To prepare the graph for inference with TensorFlow Lite or Arm NN, optimize the graph for inference, and freeze it:

  1. Add fake quantization layers to the graph. This modifies the way the inference graph is exported, to make sure that it is exported with the quantization information in the right format. To add the fake quantization layers, call tf.contrib.quantize.create_eval_graph() on the inference-ready graph before saving it.

    For CifarNet, you can do this by modifying the file models/research/slim/export_inference_graph.py and adding tf.contrib.quantize.create_eval_graph() before graph_def = graph.as_graph_def() on line 118.

  2. Export the inference graph to a protobuf file. For CifarNet this is done using:

    python export_inference_graph.py --model_name=cifarnet --dataset_name=cifar10 --output_file=/tmp/cifarnet_inf_graph.pb

    At this point, the graph does not contain your trained weights.

  3. Freeze the graph using the freeze_graph tool. You can specify any checkpoint during training for this. The command to freeze the graph is:

    python -m tensorflow.python.tools.freeze_graph \
    --input_graph=<your_graph_location> \
    --input_checkpoint=<your_chosen_checkpoint> \
    --input_binary=true \
    --output_graph=<output_directory> \

    For CifarNet, using the last checkpoint, you can do this with the commands:

    export LAST_CHECKPOINT=`head -n1 /tmp/cifarnet-model/checkpoint | cut -d'"' -f2`
    python -m tensorflow.python.tools.freeze_graph \
    --input_graph=/tmp/cifarnet_inf_graph.pb \
    --input_checkpoint=${LAST_CHECKPOINT} \
    --input_binary=true \
    --output_graph=/tmp/frozen_cifarnet.pb \

Quantize the Graph

Use the TensorFlow Lite Converter tflite_convert to optimize the TensorFlow graphs and convert them to the TensorFlow Lite format for 8-bit inference.
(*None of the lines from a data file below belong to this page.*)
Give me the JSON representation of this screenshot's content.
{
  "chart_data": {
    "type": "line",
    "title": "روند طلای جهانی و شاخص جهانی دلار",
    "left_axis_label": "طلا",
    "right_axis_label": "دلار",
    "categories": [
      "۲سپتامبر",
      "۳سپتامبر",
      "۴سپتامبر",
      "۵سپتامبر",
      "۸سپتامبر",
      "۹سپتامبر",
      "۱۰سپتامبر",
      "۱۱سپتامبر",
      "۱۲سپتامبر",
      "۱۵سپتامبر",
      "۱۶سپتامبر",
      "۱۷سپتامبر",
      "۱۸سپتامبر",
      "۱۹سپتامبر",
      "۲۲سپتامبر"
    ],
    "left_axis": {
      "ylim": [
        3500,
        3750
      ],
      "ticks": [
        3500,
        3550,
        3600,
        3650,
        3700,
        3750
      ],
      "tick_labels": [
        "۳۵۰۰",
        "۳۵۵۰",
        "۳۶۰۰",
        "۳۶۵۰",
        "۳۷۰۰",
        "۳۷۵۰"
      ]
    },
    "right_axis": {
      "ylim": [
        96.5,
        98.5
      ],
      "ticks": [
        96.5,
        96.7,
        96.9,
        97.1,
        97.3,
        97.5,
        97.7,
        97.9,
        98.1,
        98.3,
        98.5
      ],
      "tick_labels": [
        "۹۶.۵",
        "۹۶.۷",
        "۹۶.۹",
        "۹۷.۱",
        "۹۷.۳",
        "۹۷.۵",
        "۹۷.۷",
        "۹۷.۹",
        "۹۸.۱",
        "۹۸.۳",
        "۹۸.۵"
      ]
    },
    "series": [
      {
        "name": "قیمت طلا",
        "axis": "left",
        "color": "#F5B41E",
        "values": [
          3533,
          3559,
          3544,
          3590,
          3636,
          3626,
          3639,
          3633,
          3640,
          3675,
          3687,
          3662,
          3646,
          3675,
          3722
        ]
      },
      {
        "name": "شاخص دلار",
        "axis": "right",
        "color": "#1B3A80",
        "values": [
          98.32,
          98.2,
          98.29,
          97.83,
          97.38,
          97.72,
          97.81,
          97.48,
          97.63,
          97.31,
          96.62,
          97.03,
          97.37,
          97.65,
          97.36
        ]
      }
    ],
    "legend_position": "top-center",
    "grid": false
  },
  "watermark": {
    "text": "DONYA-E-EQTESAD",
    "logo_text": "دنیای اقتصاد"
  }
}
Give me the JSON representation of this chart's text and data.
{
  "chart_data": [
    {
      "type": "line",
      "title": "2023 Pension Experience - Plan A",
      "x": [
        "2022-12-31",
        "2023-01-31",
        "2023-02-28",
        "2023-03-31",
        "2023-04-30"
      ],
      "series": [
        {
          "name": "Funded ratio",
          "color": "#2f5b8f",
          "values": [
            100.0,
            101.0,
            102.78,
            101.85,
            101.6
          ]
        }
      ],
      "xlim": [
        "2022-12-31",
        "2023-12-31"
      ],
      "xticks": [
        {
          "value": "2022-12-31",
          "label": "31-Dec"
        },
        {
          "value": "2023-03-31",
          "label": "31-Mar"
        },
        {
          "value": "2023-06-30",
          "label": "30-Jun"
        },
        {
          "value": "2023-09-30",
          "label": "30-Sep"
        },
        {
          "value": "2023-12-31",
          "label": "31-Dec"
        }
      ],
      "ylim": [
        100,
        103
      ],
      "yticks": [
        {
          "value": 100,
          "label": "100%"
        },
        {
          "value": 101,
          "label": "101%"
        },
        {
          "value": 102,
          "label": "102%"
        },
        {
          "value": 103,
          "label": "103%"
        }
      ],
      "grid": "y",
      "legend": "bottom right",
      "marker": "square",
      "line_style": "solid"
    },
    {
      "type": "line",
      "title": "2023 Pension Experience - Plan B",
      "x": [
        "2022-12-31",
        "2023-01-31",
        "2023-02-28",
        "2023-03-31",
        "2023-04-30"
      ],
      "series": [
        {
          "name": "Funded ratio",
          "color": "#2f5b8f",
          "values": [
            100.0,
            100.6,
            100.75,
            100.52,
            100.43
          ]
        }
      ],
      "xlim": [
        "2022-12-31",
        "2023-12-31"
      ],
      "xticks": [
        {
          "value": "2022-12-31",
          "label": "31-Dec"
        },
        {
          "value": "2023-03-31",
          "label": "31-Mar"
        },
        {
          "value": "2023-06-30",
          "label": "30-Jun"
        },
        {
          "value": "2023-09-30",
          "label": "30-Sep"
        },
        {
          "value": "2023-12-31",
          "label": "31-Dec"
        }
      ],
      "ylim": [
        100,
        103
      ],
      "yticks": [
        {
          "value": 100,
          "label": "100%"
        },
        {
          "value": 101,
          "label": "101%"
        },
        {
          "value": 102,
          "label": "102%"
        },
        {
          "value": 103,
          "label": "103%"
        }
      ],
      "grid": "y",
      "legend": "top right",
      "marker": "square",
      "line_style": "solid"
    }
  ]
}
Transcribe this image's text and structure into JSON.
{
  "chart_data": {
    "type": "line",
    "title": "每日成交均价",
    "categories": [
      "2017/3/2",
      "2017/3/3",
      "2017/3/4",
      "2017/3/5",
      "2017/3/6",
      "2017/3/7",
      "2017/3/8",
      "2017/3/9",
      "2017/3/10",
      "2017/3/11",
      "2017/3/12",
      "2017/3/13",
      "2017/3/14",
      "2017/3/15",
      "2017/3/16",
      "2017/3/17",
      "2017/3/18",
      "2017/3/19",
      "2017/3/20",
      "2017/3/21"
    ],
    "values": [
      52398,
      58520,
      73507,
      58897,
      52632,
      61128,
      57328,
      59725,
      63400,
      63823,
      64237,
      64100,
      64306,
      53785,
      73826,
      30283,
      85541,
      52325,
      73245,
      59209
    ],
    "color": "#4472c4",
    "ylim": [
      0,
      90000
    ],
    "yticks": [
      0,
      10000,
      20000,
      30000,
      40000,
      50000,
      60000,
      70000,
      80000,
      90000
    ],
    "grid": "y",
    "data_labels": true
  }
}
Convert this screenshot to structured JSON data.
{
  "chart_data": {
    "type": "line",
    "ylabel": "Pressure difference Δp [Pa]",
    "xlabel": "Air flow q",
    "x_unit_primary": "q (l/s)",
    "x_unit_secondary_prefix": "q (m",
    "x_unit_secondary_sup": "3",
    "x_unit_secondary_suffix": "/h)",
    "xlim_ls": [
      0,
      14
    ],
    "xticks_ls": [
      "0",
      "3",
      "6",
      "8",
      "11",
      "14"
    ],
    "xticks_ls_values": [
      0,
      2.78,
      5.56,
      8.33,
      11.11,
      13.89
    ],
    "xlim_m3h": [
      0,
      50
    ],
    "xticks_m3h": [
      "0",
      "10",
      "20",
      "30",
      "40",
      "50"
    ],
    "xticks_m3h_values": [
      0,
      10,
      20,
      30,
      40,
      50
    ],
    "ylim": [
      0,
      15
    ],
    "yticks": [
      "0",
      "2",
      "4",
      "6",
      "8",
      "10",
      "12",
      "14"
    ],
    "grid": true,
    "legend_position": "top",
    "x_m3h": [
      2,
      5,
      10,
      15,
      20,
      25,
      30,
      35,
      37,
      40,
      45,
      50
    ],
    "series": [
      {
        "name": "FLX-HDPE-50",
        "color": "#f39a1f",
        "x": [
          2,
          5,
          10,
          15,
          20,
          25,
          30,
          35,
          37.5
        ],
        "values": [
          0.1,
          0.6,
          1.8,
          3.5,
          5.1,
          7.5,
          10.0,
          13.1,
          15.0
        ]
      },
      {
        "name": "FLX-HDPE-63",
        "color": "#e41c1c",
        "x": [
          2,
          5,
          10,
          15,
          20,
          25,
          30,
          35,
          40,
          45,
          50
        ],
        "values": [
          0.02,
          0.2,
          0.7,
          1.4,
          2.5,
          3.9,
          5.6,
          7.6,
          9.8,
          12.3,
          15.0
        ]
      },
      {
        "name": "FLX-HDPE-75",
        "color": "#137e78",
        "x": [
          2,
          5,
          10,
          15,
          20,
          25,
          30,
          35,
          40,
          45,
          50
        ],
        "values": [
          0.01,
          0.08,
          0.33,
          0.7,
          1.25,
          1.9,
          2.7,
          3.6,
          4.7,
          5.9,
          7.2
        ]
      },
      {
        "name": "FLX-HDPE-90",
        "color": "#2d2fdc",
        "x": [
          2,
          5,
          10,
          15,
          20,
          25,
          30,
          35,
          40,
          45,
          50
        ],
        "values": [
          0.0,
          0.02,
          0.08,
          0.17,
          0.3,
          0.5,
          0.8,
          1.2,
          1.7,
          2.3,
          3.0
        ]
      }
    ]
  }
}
This tool is installed as standard in your path with TensorFlow 1.9 or later.

To use the TensorFlow Lite Converter:

  1. Use the tflite_convert command-line program using the command:

    tflite_convert --graph_def_file=<your_frozen_graph> \
    --output_file=<your_chosen_output_location> \
    --input_format=TENSORFLOW_GRAPHDEF \
    --output_format=TFLITE \
    --inference_type=QUANTIZED_UINT8 \
    --output_arrays=<your_output_arrays> \
    --input_arrays=<your_input_arrays> \
    --mean_values=<mean of input training data> \
    --std_dev_values=<standard deviation of input training data>

    For CifarNet, this command is:

    tflite_convert --graph_def_file=/tmp/frozen_cifarnet.pb \
    --output_file=/tmp/quantized_cifarnet.tflite \
    --input_format=TENSORFLOW_GRAPHDEF \
    --output_format=TFLITE \
    --inference_type=QUANTIZED_UINT8 \
    --output_arrays=CifarNet/Predictions/Softmax \
    --input_arrays=input \
    --mean_values 121 \
    --std_dev_values 64

    This command creates an output file that is one quarter of the size of the 32-bit frozen input file.

    For more information on using the TensorFlow Lite Converter, see the TensorFlow GitHub.

  2. Check the accuracy of your result to ensure that it is the same as the original 32-bit graph.